How Do I Save for My Child's College?
There are two basic types of accounts that are designed for saving for college, both of which are tax-advantaged savings vehicles. The first of these is the ESA, or the Education Savings Account. You can open this type of account with most investment companies, but the limitation is you are only able to contribute $2,000 per year to this account. However, a benefit of an ESA is that you are also able to use this money for secondary education, like paying for your child to attend a private high school, in addition to paying for qualified college expenses. The money in this account grows tax-deferred and as long as you withdraw it for qualified expenses, it comes out tax-free as well.
The other type of college savings account that you can use is a state sponsored 529 plan. Every state has at least one of these plans available, and inside each of them is an array of investment options that are pre-allocated portfolios diversified between asset classes. We recommend choosing one of the age-based investment options that invests more conservatively as your child approaches the start of college.
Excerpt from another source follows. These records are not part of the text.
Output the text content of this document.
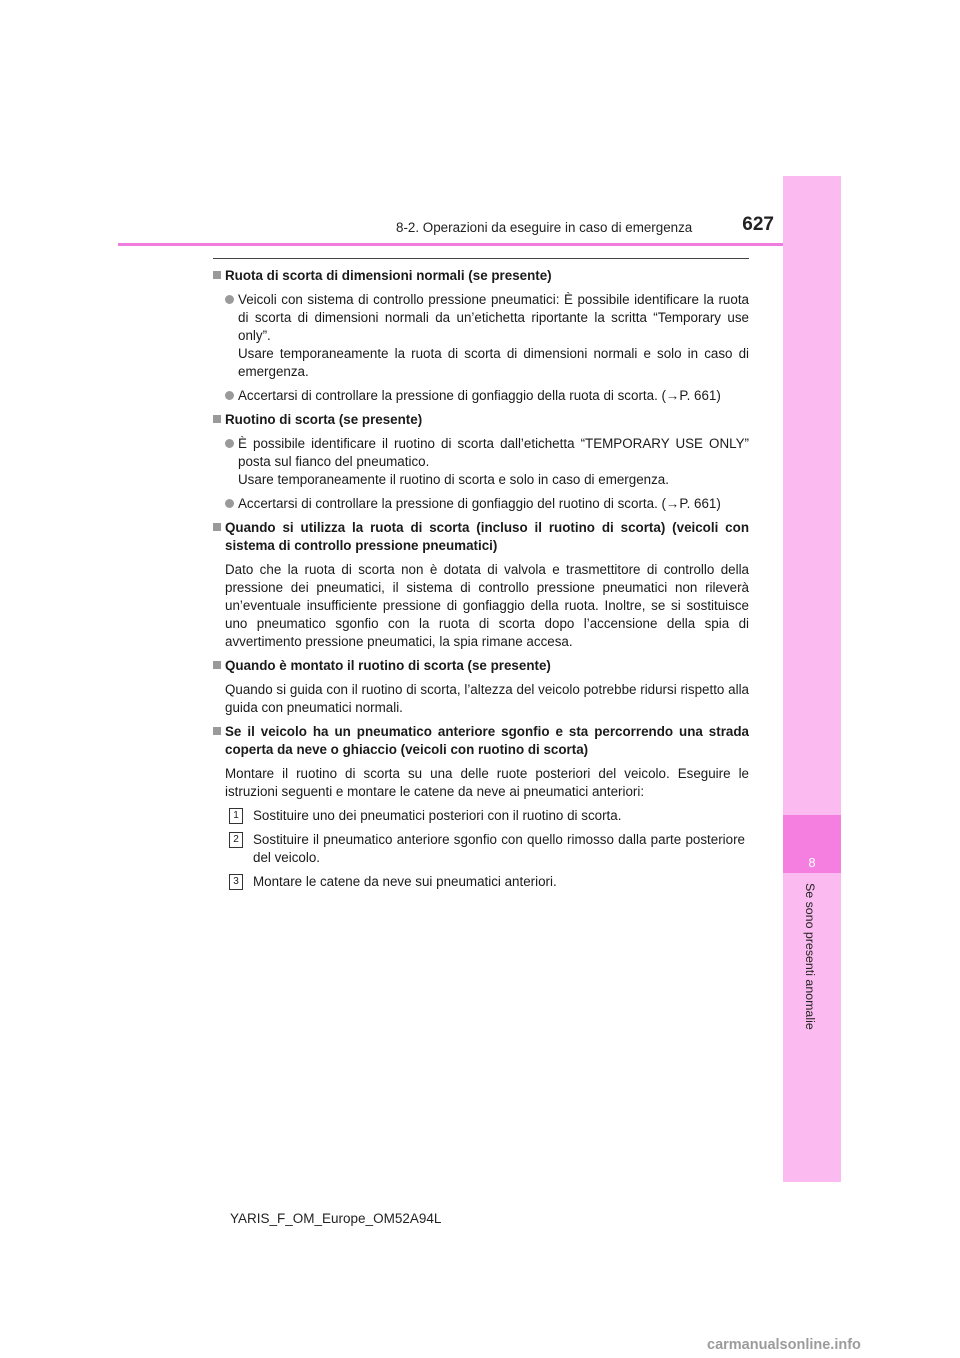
8-2. Operazioni da eseguire in caso di emergenza	627
8
Se sono presenti anomalie
Ruota di scorta di dimensioni normali (se presente)
Veicoli con sistema di controllo pressione pneumatici: È possibile identificare la ruota di scorta di dimensioni normali da un’etichetta riportante la scritta “Temporary use only”.
Usare temporaneamente la ruota di scorta di dimensioni normali e solo in caso di emergenza.
Accertarsi di controllare la pressione di gonfiaggio della ruota di scorta. (→P. 661)
Ruotino di scorta (se presente)
È possibile identificare il ruotino di scorta dall’etichetta “TEMPORARY USE ONLY” posta sul fianco del pneumatico.
Usare temporaneamente il ruotino di scorta e solo in caso di emergenza.
Accertarsi di controllare la pressione di gonfiaggio del ruotino di scorta. (→P. 661)
Quando si utilizza la ruota di scorta (incluso il ruotino di scorta) (veicoli con sistema di controllo pressione pneumatici)
Dato che la ruota di scorta non è dotata di valvola e trasmettitore di controllo della pressione dei pneumatici, il sistema di controllo pressione pneumatici non rileverà un’eventuale insufficiente pressione di gonfiaggio della ruota. Inoltre, se si sostituisce uno pneumatico sgonfio con la ruota di scorta dopo l’accensione della spia di avvertimento pressione pneumatici, la spia rimane accesa.
Quando è montato il ruotino di scorta (se presente)
Quando si guida con il ruotino di scorta, l’altezza del veicolo potrebbe ridursi rispetto alla guida con pneumatici normali.
Se il veicolo ha un pneumatico anteriore sgonfio e sta percorrendo una strada coperta da neve o ghiaccio (veicoli con ruotino di scorta)
Montare il ruotino di scorta su una delle ruote posteriori del veicolo. Eseguire le istruzioni seguenti e montare le catene da neve ai pneumatici anteriori:
1	Sostituire uno dei pneumatici posteriori con il ruotino di scorta.
2	Sostituire il pneumatico anteriore sgonfio con quello rimosso dalla parte posteriore del veicolo.
3	Montare le catene da neve sui pneumatici anteriori.
YARIS_F_OM_Europe_OM52A94L
carmanualsonline.info
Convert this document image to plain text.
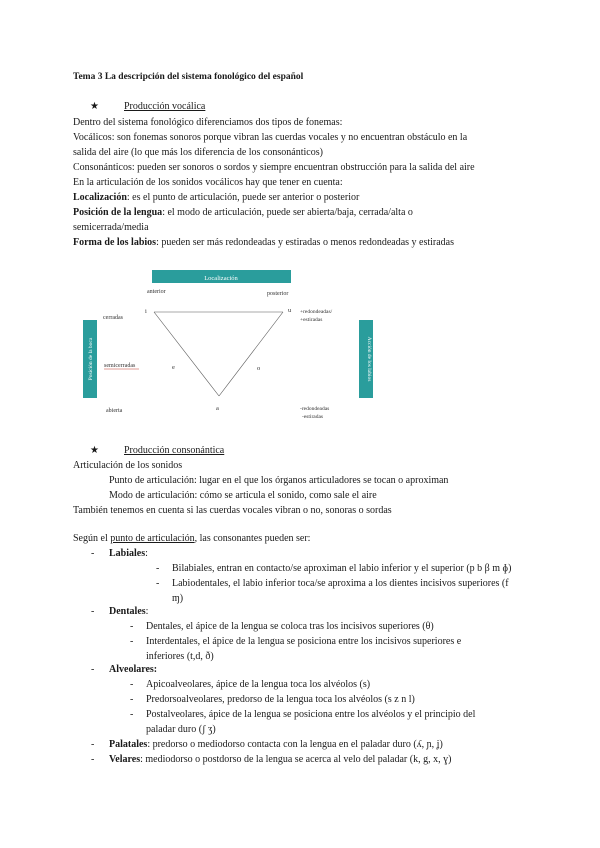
Tema 3 La descripción del sistema fonológico del español
★	Producción vocálica
Dentro del sistema fonológico diferenciamos dos tipos de fonemas:
Vocálicos: son fonemas sonoros porque vibran las cuerdas vocales y no encuentran obstáculo en la
salida del aire (lo que más los diferencia de los consonánticos)
Consonánticos: pueden ser sonoros o sordos y siempre encuentran obstrucción para la salida del aire
En la articulación de los sonidos vocálicos hay que tener en cuenta:
Localización: es el punto de articulación, puede ser anterior o posterior
Posición de la lengua: el modo de articulación, puede ser abierta/baja, cerrada/alta o
semicerrada/media
Forma de los labios: pueden ser más redondeadas y estiradas o menos redondeadas y estiradas
Localización
Posición de la boca	Acción de los labios
anterior	posterior
cerradas
semicerradas
abierta
i	u
e	o
a
+redondeadas/
+estiradas
-redondeadas
-estiradas
★	Producción consonántica
Articulación de los sonidos
Punto de articulación: lugar en el que los órganos articuladores se tocan o aproximan
Modo de articulación: cómo se articula el sonido, como sale el aire
También tenemos en cuenta si las cuerdas vocales vibran o no, sonoras o sordas
Según el punto de articulación, las consonantes pueden ser:
- Labiales:
- Bilabiales, entran en contacto/se aproximan el labio inferior y el superior (p b β m ɸ)
- Labiodentales, el labio inferior toca/se aproxima a los dientes incisivos superiores (f
ɱ)
- Dentales:
- Dentales, el ápice de la lengua se coloca tras los incisivos superiores (θ)
- Interdentales, el ápice de la lengua se posiciona entre los incisivos superiores e
inferiores (t,d, ð)
- Alveolares:
- Apicoalveolares, ápice de la lengua toca los alvéolos (s)
- Predorsoalveolares, predorso de la lengua toca los alvéolos (s z n l)
- Postalveolares, ápice de la lengua se posiciona entre los alvéolos y el principio del
paladar duro (ʃ ʒ)
- Palatales: predorso o mediodorso contacta con la lengua en el paladar duro (ʎ, ɲ, ʝ)
- Velares: mediodorso o postdorso de la lengua se acerca al velo del paladar (k, g, x, ɣ)
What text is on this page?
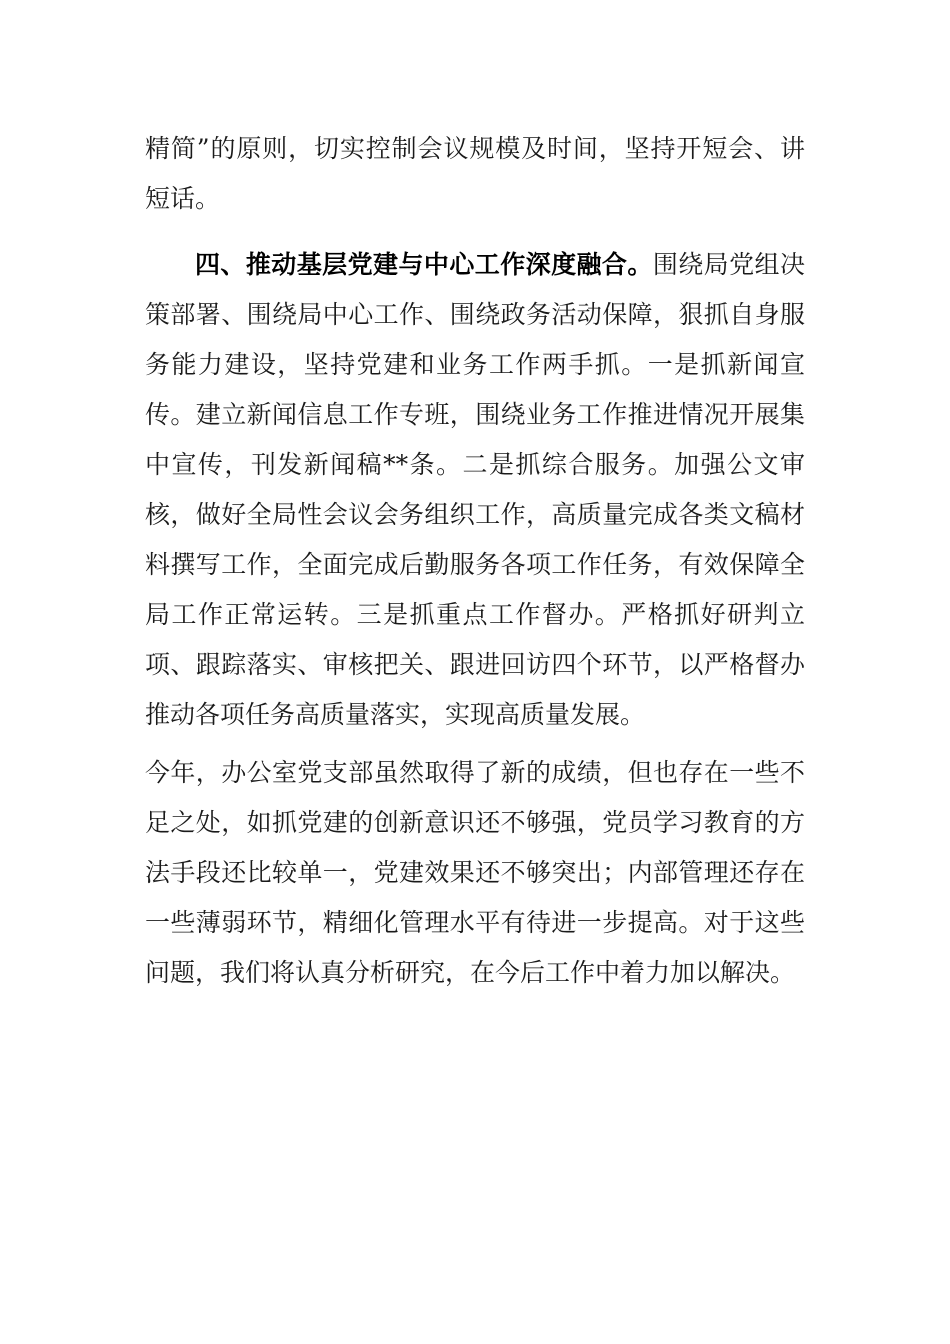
精简”的原则，切实控制会议规模及时间，坚持开短会、讲短话。

四、推动基层党建与中心工作深度融合。围绕局党组决策部署、围绕局中心工作、围绕政务活动保障，狠抓自身服务能力建设，坚持党建和业务工作两手抓。一是抓新闻宣传。建立新闻信息工作专班，围绕业务工作推进情况开展集中宣传，刊发新闻稿**条。二是抓综合服务。加强公文审核，做好全局性会议会务组织工作，高质量完成各类文稿材料撰写工作，全面完成后勤服务各项工作任务，有效保障全局工作正常运转。三是抓重点工作督办。严格抓好研判立项、跟踪落实、审核把关、跟进回访四个环节，以严格督办推动各项任务高质量落实，实现高质量发展。

今年，办公室党支部虽然取得了新的成绩，但也存在一些不足之处，如抓党建的创新意识还不够强，党员学习教育的方法手段还比较单一，党建效果还不够突出；内部管理还存在一些薄弱环节，精细化管理水平有待进一步提高。对于这些问题，我们将认真分析研究，在今后工作中着力加以解决。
The great thing about a 529 plan is that you can put a lot more money into it than an ESA – probably much more than you would want to invest in the plan. With a 529 plan, not only can you fully fund college for your child for most institutions, but you may also get a state tax deduction for your contributions to the plan and can then withdraw the money tax-free for qualified expenses. So, while an ESA is certainly an improvement over keeping cash in the bank, we recommend most people look to a 529 plan as the likely best option for investing for college.